Un ordre. Simple. Impérieux. J’étais bien, pourtant, dans les songes cotonneux d’un néant apaisant.

Lève-toi.

La voix se fait insistante. Impossible de s’y soustraire. Mes membres s’agitent d’une vie propre, comme parcourus des frémissements grouillants de vermisseaux. Cette carcasse se dresse, se courbe, se tord dans un craquement dérangeant. Ma carcasse. Un corps sur lequel je n’ai pas la moindre prise. Mon abdomen gonflé à outrance gargouille de flatulences répugnantes, tandis que mes sphincters oublieux lâchent une cargaison putride à mes bottes. L’inconvenance m’étouffe d’embarras — de honte ! — lorsque je découvre l’assemblée spectatrice à mes pieds.

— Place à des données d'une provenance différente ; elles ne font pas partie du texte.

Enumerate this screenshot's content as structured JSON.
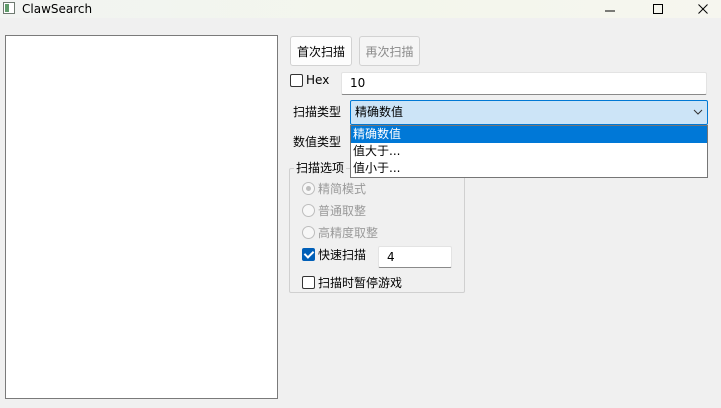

Des mots veulent s’échapper de ma gorge — des excuses, sans doute. Une litanie de borborygmes dyspnéiques les remplace. Rien qu’un souffle qui meurt avant d’avoir vécu.

Dans le public, personne ne semble s’offusquer de mon laisser-aller obscène, quand bien même les effluves putrides de mes miasmes cavalent entre les rivages d’obscurité.

Où suis-je ?

Difficile d’en avoir le cœur net : la nuit règne ici ; conquérante. Des torches éclairent de leurs halos souffreteux les reliefs de colonnes effritées. Les pierres moussues s’élèvent en soutien d’une voûte harassée par les ans. Une magie fielleuse semble étirer ses rets pour supplicier un édifice qui n’aspire qu’au repos des ruines. Par les déchirures de la nef, un coin de ciel s’invite. Sombre, souillé de nuages agités, une toile oppressante sur laquelle crépitent quelques étoiles à l’agonie.

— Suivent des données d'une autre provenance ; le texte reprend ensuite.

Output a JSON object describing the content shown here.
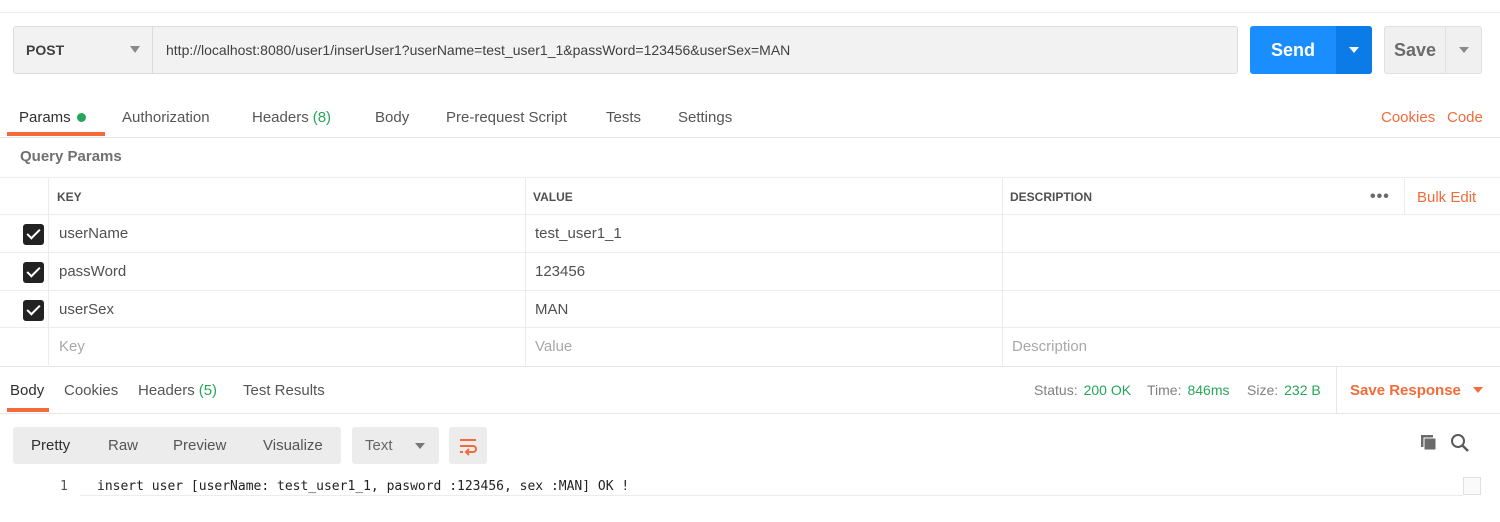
{
  "request": {
    "method": "POST",
    "url": "http://localhost:8080/user1/inserUser1?userName=test_user1_1&passWord=123456&userSex=MAN",
    "send_label": "Send",
    "save_label": "Save"
  },
  "tabs": {
    "params": "Params",
    "authorization": "Authorization",
    "headers": "Headers",
    "headers_count": "(8)",
    "body": "Body",
    "prerequest": "Pre-request Script",
    "tests": "Tests",
    "settings": "Settings",
    "cookies": "Cookies",
    "code": "Code"
  },
  "params": {
    "title": "Query Params",
    "columns": {
      "key": "KEY",
      "value": "VALUE",
      "description": "DESCRIPTION"
    },
    "more": "•••",
    "bulk_edit": "Bulk Edit",
    "rows": [
      {
        "key": "userName",
        "value": "test_user1_1",
        "checked": true
      },
      {
        "key": "passWord",
        "value": "123456",
        "checked": true
      },
      {
        "key": "userSex",
        "value": "MAN",
        "checked": true
      }
    ],
    "placeholder": {
      "key": "Key",
      "value": "Value",
      "description": "Description"
    }
  },
  "response": {
    "tabs": {
      "body": "Body",
      "cookies": "Cookies",
      "headers": "Headers",
      "headers_count": "(5)",
      "test_results": "Test Results"
    },
    "status_label": "Status:",
    "status_value": "200 OK",
    "time_label": "Time:",
    "time_value": "846ms",
    "size_label": "Size:",
    "size_value": "232 B",
    "save_response": "Save Response",
    "view": {
      "pretty": "Pretty",
      "raw": "Raw",
      "preview": "Preview",
      "visualize": "Visualize"
    },
    "format": "Text",
    "lines": [
      {
        "number": "1",
        "text": "insert user [userName: test_user1_1, pasword :123456, sex :MAN] OK !"
      }
    ]
  },
  "colors": {
    "accent": "#f26b3a",
    "send": "#1a8dff",
    "success": "#26a65b"
  }
}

— Ce qui a été éparpillé est un. Entends ton nouveau maître et attends les ordres.

Je reprends conscience de cette présence, de cet amas de silhouettes pullulant dans la chapelle lépreuse. Parterre enténébré, adeptes encapuchonnés ; leur nombre s’égare dans l’invisible de la nuit. Seul indice du décompte : cette litanie qui communie de leurs lèvres figées. Un bourdonnement qui martèle mes tempes, ceint mon être d’entraves et asservit mon esprit.

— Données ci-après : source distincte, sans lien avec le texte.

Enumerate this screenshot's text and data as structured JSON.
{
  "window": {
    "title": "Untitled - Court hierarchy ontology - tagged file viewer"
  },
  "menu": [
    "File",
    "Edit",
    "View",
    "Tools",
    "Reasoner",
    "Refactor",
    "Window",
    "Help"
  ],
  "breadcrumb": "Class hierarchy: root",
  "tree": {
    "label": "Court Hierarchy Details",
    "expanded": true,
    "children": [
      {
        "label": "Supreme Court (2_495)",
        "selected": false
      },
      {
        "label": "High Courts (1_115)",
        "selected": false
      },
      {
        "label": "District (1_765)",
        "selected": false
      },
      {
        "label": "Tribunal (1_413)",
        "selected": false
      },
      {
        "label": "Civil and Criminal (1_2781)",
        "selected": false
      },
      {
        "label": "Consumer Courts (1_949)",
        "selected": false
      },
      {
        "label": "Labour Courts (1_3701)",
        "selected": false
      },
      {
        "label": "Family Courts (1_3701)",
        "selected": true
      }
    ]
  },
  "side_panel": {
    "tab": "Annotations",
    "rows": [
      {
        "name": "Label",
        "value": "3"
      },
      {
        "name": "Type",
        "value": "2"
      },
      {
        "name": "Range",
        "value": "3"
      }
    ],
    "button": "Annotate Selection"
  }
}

Et quoi encore ? Attend-on de moi que je courbe l’échine ? Que je me plie aux exigences sibyllines de ces sectateurs impies ? Car ce n’est certainement pas Valgrian que cette messe célèbre sous le couvert de la nuit et de masques ! Je suis peut-être dépossédé de mon corps, mais mon esprit se refusera à ployer face à cette hérésie.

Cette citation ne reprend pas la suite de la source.